It's late on a Sunday night, and I haven't posted yet today. So it's time to dive into the archives yet again. This list was running around the Internet back in February of 2008, and somehow it became a topic of conversation on rec.arts.sf.written. Here's what I had to say:
> To Kill a Mockingbird by Harper Lee
I'd put this on the "read before you turn 20" list, with A Separate Peace and all of Vonnegut and Hesse. If you don't read it by then, you
can die without it quite happily.
> The Bible
If the King James Bible was specified, I might agree.
> The Lord of the Rings Trilogy by JRR Tolkien
It's not a trilogy. And, as much as I like it, I'm not sure it's one of the thirty best of all time.
> 1984 by George Orwell
Yes. Absolutely.
Later Note: Of course, in Britain it's Nineteen Eighty-Four, and a librarian should know that.
> A Christmas Carol by Charles Dickens
Why? Because it's short, and has been made into many films of varying worth? There are at least five better Dickens books than this.
> Jane Eyre by Charlotte Bronte
I was forced to read it three times for classes. I've never warmed to it, and I doubt I ever will.
> Pride and Prejudice by Jane Austen
I can never remember if I've read it. (Which says something, either about the book or about the culture.)
> All Quiet on the Western Front by E M Remarque
I suppose so. It's another one for the "before 20" list, though.
> His Dark Materials Trilogy by Phillip Pullman
This may be good, but it doesn't belong on such a list.

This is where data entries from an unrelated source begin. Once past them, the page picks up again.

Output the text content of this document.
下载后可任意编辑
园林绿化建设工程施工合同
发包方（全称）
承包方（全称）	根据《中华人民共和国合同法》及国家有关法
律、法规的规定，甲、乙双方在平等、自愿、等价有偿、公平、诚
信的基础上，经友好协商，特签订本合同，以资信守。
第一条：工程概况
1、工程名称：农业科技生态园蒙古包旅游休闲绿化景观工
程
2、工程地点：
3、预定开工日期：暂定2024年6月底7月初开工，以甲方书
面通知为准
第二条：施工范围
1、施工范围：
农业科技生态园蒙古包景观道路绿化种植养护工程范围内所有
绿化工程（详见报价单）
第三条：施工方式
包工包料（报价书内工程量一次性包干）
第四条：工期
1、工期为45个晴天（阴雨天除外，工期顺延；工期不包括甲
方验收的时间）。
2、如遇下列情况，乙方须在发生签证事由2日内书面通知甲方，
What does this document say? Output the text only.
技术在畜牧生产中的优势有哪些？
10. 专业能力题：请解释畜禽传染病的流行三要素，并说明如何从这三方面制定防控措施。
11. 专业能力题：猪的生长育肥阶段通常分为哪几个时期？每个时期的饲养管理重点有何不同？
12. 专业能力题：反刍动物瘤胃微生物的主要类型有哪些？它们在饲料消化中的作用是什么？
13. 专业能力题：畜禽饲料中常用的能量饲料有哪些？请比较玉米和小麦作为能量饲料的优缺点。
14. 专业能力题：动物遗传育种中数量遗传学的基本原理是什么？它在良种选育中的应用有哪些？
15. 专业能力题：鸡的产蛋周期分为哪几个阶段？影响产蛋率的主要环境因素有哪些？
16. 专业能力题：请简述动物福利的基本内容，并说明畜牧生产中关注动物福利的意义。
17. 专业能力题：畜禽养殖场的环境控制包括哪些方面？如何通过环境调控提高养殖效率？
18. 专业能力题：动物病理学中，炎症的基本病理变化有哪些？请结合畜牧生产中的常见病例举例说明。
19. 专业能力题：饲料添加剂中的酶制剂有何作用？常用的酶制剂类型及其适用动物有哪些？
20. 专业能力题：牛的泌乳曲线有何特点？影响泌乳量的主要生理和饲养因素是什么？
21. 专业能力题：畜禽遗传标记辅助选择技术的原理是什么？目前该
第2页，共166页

> Birdsong by Sebastian Faulks
Not a clue.
> The Grapes of Wrath by John Steinbeck
Reasonable.
> The Lord of the Flies by William Golding
Makes sense.
> The Curious Incident of the Dog in the Night-time by Mark Haddon
This is a wonderful novel -- one of the best of the past several decades -- but it's hubris to put anything this new (especially by a writer who hasn't done anything else at that level) on a life-list.
> Tess of the D'urbevilles by Thomas Hardy
The ending seemed to me as if the 20th century, and modernity in general, was faintly dawning, somewhere not too far away -- and if that meant all of these people would have their lives utterly changed, that was fine with me, since the good people were useless and the bad were hideous.
> Winnie the Pooh by AA Milne
I'm a fan, but it doesn't belong here.
> Wuthering Heights by Emily Bronte
I've managed to escape it thus far.
> The Wind in the Willows by Kenneth Graham
If they can't even spell the author's last name correctly, why should we believe them? (It's Grahame.") Too lightweight.
> Gone With the Wind by Margaret Mitchell
Oh god no.
> Great Expectations by Charles Dickens
OK, but I'd add Bleak House, too. And if I had only one Dickens, it wouldn't be this.
> The Time Traveller's Wife by Audrey Niffenegger
> The Lovely Bones by Alice Sebold
Someone has too close an eye on the bestseller lists of last Tuesday.
> The Prophet by Khalil Gibran
I'd say it's the opposite -- anyone who has enjoyed The Prophet should not be allowed to die, but be tortured eternally. But that would be excessive.
> David Copperfield by Charles Dickens
Ah, more of the popular Dickens books. Also good.
> The Alchemist by Paulo Coelho
See The Prophet, above.
> The Master and Margarita by Mikhail Bulgakov
Absolutely.
> Life of Pi by Yann Martel
Too new, too minor, too sucky.
> Middlemarch by George Eliot
I don't love it, but it is big and important.
> The Poisonwood Bible by Barbara Kingsolver
Too new.
> A Clockwork Orange by Anthony Burgess
Only if it has the final chapter.
> A Day in the Life of Ivan Denisovich by Alexander Solzenhitsyn
Yes
2 comments:
They forgot Victor Hugo's utterly depressing _Les Miserables_
Birdsong by Sebastian Faulks
That's the one about miners (sappers) in the trenches during WWI. And it is excellent.
A Clockwork Orange by Anthony Burgess
"Only if it has the final chapter."
Only the US edition was missing the final chapter. In the UK it's always had it.